Paolo Borsellino humilié par l’État : ce que son frère Salvatore a écrit aux magistrats
Salvatore Borsellino, 83 ans, frère du magistrat Paolo Borsellino, tué avec cinq agents de son escorte, attend depuis deux mois que le parquet de Caltanissetta mène des mesures d’investigation urgentes et surprises dans l’enquête sur les instigateurs du massacre de Via d’Amelio. L’activité a été ordonnée le 19 décembre 2025 par la juge d’instruction, Graziella Luparello. Depuis lors, le parquet de Nissena s’est soustrait à l’obligation du juge en émettant l’hypothèse d’une prétendue anomalie dans la décision judiciaire (le premier et le seul cas en 78 ans d’une Constitution démocratique). L’affaire, à l’initiative du parquet de Caltanissetta, a été confiée à la Cour de cassation qui, s’agissant d’une enquête urgente et surprise sur un massacre et six fonctionnaires assassinés, n’a enregistré la procédure que le 24 janvier 2026. Et à ce jour, elle n’a pas encore fixé d’audience.
La voix de Salvatore Borsellino
Face à ce retard, qui a peut-être déjà mis à mal le besoin d’urgence et de surprise souligné par le juge Luparello, Salvatore Borsellino a écrit mardi 10 février 2026 une lettre au président de la cinquième chambre pénale de la Cour de cassation. Son avocat, Fabio Repici, le signe, comme c’est l’usage. Mais la voix est la sienne. Nous le publions.
« Ce n’est que ce matin que j’ai enfin reçu une communication concernant l’enregistrement de la procédure et son affectation à la cinquième section pénale. La procédure a pour origine le recours pour prétendue anomalie introduit par le procureur de Caltanissetta contre l’ordonnance (qui a rejeté la demande de non-lieu et a ordonné au procureur de procéder à des investigations complémentaires), émise par le juge d’instruction de Caltanissetta le 19 décembre 2025 ».
Le paradoxe de l’anormalité
« Paradoxalement, le recours pour l’anomalie alléguée, au lieu de l’éliminer, a provoqué une situation de paralysie dans la procédure, avec le non-respect par le ministère public requérant de certaines au moins des dispositions du troisième juge. Par rapport à la situation créée, j’ai dû, dès le 28 janvier, m’adresser au Premier Président et au Procureur général, avec une note que je joins ci-jointe, afin d’éviter des répétitions inutiles ».
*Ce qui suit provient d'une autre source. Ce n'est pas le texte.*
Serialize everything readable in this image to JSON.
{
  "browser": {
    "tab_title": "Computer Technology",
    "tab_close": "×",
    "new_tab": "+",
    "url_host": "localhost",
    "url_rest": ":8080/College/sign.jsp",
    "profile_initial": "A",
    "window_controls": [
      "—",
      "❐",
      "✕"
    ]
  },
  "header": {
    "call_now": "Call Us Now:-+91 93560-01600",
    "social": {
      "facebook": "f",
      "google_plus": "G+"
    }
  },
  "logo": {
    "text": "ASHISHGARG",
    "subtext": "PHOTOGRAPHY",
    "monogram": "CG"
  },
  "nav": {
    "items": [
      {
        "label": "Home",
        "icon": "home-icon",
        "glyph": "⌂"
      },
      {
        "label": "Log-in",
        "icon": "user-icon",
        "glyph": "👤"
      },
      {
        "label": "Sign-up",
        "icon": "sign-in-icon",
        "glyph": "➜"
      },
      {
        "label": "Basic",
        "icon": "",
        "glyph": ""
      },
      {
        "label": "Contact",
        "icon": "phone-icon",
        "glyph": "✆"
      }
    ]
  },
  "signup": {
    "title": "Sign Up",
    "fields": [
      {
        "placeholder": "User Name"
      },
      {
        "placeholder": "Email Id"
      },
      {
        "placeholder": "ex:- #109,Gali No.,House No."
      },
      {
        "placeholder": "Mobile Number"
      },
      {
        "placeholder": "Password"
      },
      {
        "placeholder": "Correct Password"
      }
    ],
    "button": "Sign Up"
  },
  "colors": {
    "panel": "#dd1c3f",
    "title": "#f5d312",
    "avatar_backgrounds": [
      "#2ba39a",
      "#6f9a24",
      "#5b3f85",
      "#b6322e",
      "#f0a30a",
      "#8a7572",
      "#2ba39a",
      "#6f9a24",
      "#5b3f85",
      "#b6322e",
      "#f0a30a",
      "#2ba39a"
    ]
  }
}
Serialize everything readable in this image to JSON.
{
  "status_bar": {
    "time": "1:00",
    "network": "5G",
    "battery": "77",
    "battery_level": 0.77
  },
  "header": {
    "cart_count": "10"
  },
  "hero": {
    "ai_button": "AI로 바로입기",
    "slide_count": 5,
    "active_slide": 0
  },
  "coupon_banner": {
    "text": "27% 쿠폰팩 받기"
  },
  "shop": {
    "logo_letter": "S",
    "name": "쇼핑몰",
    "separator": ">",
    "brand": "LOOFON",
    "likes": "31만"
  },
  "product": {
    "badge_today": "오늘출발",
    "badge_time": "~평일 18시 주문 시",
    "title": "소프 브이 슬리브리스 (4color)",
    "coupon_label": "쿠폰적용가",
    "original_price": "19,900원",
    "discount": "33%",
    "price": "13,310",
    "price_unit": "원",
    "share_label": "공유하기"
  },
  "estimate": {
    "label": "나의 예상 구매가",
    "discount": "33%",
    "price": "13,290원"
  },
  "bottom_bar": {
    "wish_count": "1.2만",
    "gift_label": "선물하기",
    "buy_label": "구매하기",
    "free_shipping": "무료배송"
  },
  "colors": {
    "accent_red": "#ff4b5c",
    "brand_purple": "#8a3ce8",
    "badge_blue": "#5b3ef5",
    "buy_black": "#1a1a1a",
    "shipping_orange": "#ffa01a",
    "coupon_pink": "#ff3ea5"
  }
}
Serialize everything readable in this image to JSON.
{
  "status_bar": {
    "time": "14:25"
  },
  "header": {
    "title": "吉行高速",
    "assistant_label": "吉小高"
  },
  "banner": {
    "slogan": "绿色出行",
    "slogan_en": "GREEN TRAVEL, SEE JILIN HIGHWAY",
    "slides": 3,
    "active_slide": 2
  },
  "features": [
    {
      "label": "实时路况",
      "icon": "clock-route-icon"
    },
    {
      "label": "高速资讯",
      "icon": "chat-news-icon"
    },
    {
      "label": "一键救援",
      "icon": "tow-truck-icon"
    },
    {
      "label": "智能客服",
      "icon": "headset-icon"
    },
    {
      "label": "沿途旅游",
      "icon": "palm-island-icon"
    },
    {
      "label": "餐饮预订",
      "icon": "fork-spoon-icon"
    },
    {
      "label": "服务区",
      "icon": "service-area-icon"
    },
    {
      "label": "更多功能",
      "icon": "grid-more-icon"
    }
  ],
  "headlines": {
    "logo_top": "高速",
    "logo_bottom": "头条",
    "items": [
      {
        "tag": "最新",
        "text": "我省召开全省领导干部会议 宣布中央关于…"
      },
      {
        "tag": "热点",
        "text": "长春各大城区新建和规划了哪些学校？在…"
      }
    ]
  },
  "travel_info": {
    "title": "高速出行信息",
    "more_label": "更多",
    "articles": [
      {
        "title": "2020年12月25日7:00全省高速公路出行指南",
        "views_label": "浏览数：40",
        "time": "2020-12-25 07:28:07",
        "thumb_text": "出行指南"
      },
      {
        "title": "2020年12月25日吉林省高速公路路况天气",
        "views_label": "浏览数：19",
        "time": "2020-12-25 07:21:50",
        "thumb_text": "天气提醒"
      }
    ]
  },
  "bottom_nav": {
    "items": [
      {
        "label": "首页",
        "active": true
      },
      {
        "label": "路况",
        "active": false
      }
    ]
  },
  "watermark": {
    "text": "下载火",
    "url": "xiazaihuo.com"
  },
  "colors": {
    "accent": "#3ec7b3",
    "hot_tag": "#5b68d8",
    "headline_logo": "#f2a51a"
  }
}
« Il ne me reste plus qu’à réitérer que mon client Salvatore Borsellino, frère du docteur Borsellino et en tant que tel personne offensée par le crime de massacre, a un intérêt pressant à ce que l’audience ne soit plus reportable et à la communication encore moins reportable d’une copie de l’ordonnance rendue le 19 décembre 2025 par le juge d’instruction de Caltanissetta (cible du pourvoi du procureur) et du pourvoi en cassation qui en résulte proposé par le public Parquet de Caltanissetta ».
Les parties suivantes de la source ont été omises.